Between the garden of Gethsemane and Golgotha, the Lord Jesus watched as the world turned against him. His own disciple betrayed him, the Jewish people rejected him, and the Roman authorities condemned him. But perhaps the most painful moment of all was when Peter, the great rock among the twelve, said three times over, “I never knew him.”
“You are not one of this man’s disciples, are you?” a servant girl had asked. “I am not,” Peter replied (John 18:17). “You also are not one of his disciples, are you?” the crowd around the fire inquired. “I am not,” he said again (John 18:25). “Did I not see you in the garden with him?” a servant of the high priest wondered. And once more he shook his head (John 18:26–27).
Hours earlier, Peter had told Jesus, “I will lay down my life for you” (John 13:37). But when the time came to stand by his Lord, he only laid down a lie.
Loved to the End
Jesus, of course, knew. In response to Peter’s bravado, he said, “Will you lay down your life for me? Truly, truly, I say to you, the rooster will not crow till you have denied me three times” (John 13:38). And what did Jesus do with the knowledge of his own apostle’s faithlessness? The apostle John tells us:
Now before the Feast of the Passover, when Jesus knew that his hour had come to depart out of this world to the Father, having loved his own who were in the world, he loved them to the end. (John 13:1)
As Jesus looked at Peter on that fateful Thursday night, and as he saw the three denials hiding in his heart, he did not despise him, condemn him, or forsake him. Instead, he loved him — to the end.
He saw the feet that would soon flee from him for safety, and he washed them (John 13:2–11). He heard the tongue that would disown the name disciple, and he listened patiently (John 13:6–10, 36–38). He looked upon the heart ready to quail before a servant girl, and he spoke comfort over it (John 14:1, 27; 16:33). He saw the man who would renounce his only hope, and he prayed for him (John 17:1–19).
And then, while Peter denied Jesus, Jesus died for Peter. The righteous for the unrighteous. The Christ for the coward. The faithful for the faithless.
Faithlessness Forgiven
The faithful love Jesus felt for Peter is the same kind of faithful love he feels for his people today. Unlike so much of our love, Jesus’s love is not based on an idealistic vision of us, or a one-sided view of our strengths. His love is, rather, what theologian J.I. Packer calls “utterly realistic.” Packer writes,
There is tremendous relief in knowing that his love for me is utterly realistic, based at every point on prior knowledge of the worst about me, so that no discovery now can disillusion him about me, in the way I am so often disillusioned about myself, and quench his determination to bless me. (Knowing God, 42)
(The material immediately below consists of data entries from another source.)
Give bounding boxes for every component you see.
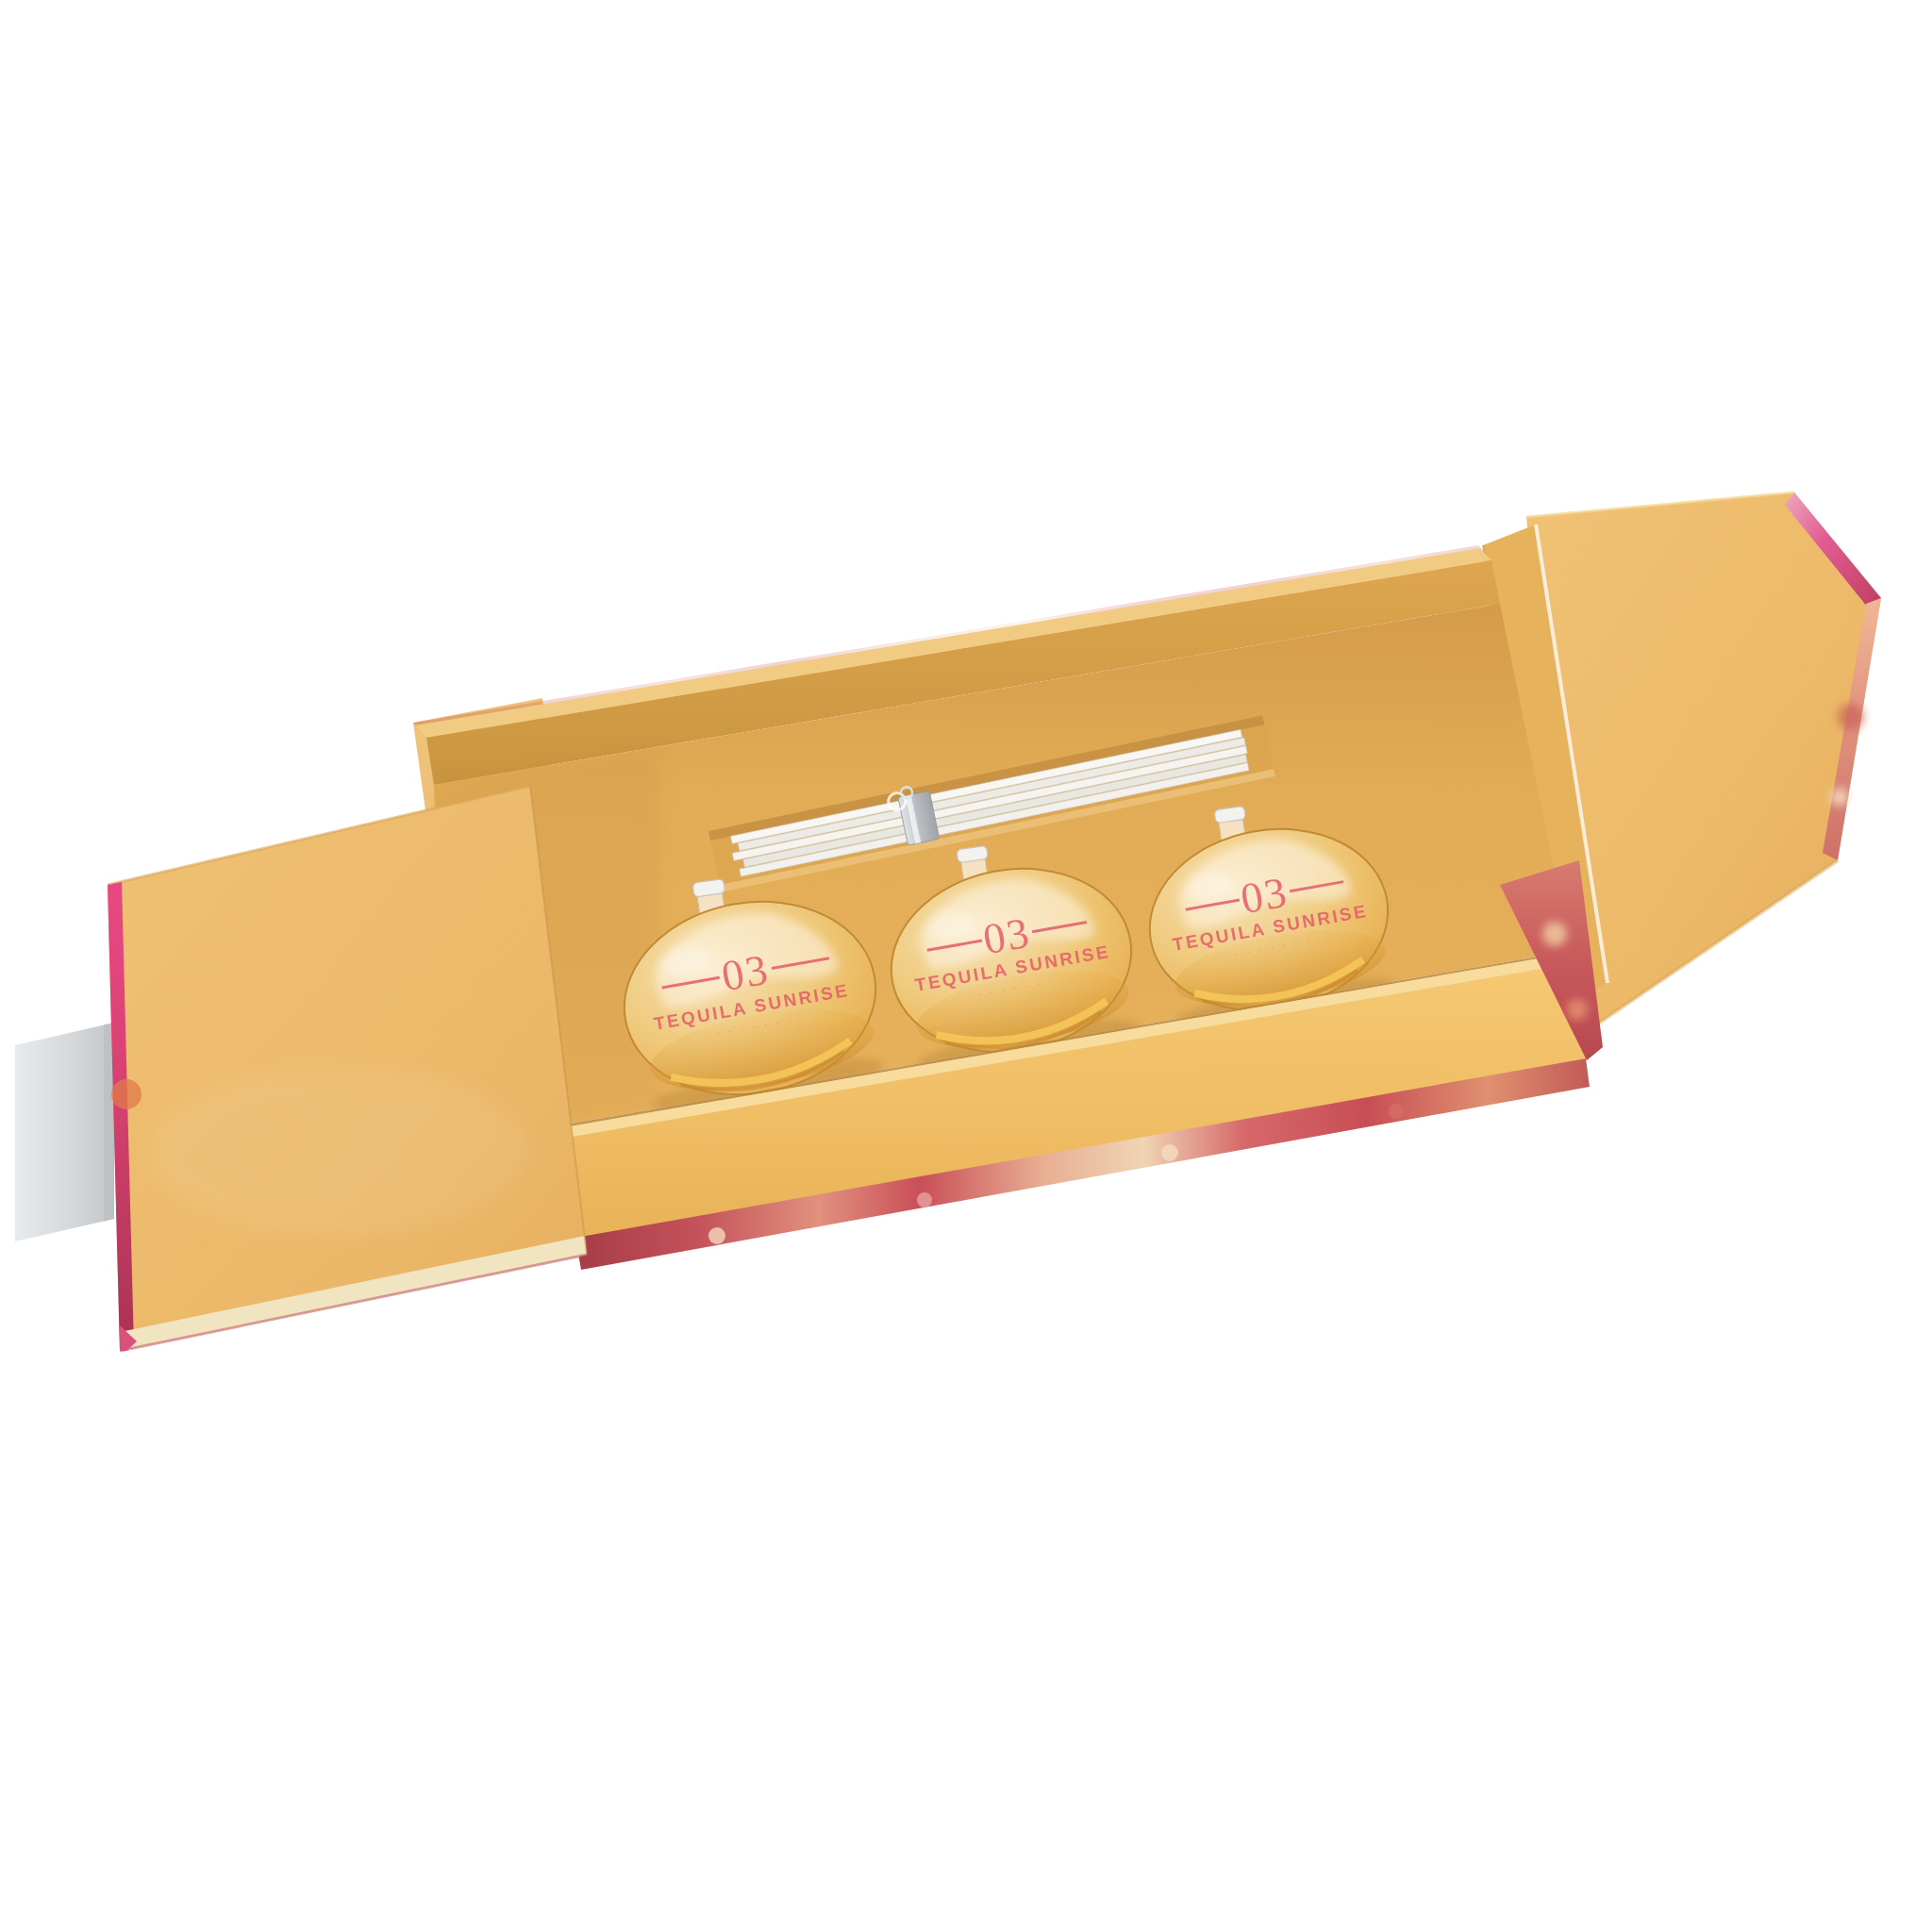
pull-tab	[15, 1023, 114, 1241]
right-door-floral-blob2	[1830, 788, 1849, 807]
right-door-floral-blob	[1838, 704, 1864, 730]
tray: 03 TEQUILA SUNRISE · · · · · · · 03	[413, 545, 1603, 1270]
gift-box-scene: 03 TEQUILA SUNRISE · · · · · · · 03	[0, 0, 1932, 1932]
floral-blob	[1542, 922, 1567, 946]
floral-blob	[1567, 999, 1588, 1020]
pull-tab-card	[15, 1023, 114, 1241]
left-door-floral-blob	[111, 1079, 142, 1109]
product-photo-canvas: 03 TEQUILA SUNRISE · · · · · · · 03	[0, 0, 1932, 1932]
bottle-1-number: 03	[718, 944, 773, 1000]
floral-dot	[917, 1192, 932, 1208]
left-door-sheen	[151, 1066, 528, 1236]
left-door-panel	[108, 786, 587, 1351]
floral-dot	[1389, 1104, 1404, 1119]
floral-dot	[708, 1227, 725, 1244]
floral-dot	[1161, 1144, 1178, 1161]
Many of us regularly discover darkness in ourselves that we never knew existed. We surprise ourselves with our folly. We dismay ourselves with sins we thought were dead and gone. We confound ourselves with our little faith — indeed, at times, our faithlessness.
At every turn, however, Jesus is not surprised, not dismayed, not confounded. His eyes have already searched our souls’ blackest rooms, just as they had Peter’s. And, having seen all, he goes on loving us to the end.
In that love, he forgives us of our faithlessness. And in that love, he begins to make us faithful.
Faithlessness Healed
A few days after Jesus died and rose again, he appeared to his disciples by the Sea of Tiberias, and directed his attention to Peter. There, he undid Peter’s denials by allowing the disciple to affirm, three times, his love for his Lord (John 21:15–17).
Then Jesus says,
Truly, truly, I say to you, when you were young, you used to dress yourself and walk wherever you wanted, but when you are old, you will stretch out your hands, and another will dress you and carry you where you do not want to go. (John 21:18)
The apostle John adds, “This he said to show by what kind of death he was to glorify God” (John 21:19).
The day is coming, in other words, when Peter would finally fulfill the words he spoke on the night he renounced his Lord: “I will lay down my life for you” (John 13:37). In that day, Peter would do what he could not do before, and choose death over denial. And all because Jesus would not only forgive Peter’s faithlessness, but would gradually, lovingly heal it.
Growing in Faithfulness
The healing, of course, did not happen in a day. We may recall that, years later, Peter collapsed once again before the fear of man (Galatians 2:11–14). His faithfulness to Jesus was a lifelong pursuit, with much faithlessness forgiven along the way.
So it is with all of us. The Christian life is about growing in faithfulness to our Lord — even as we seek forgiveness from him every day for our failure to follow him as faithfully as we ought. Every day, he forgives us. Every day, he loves us. And over time, he shapes us into the image of his faithfulness.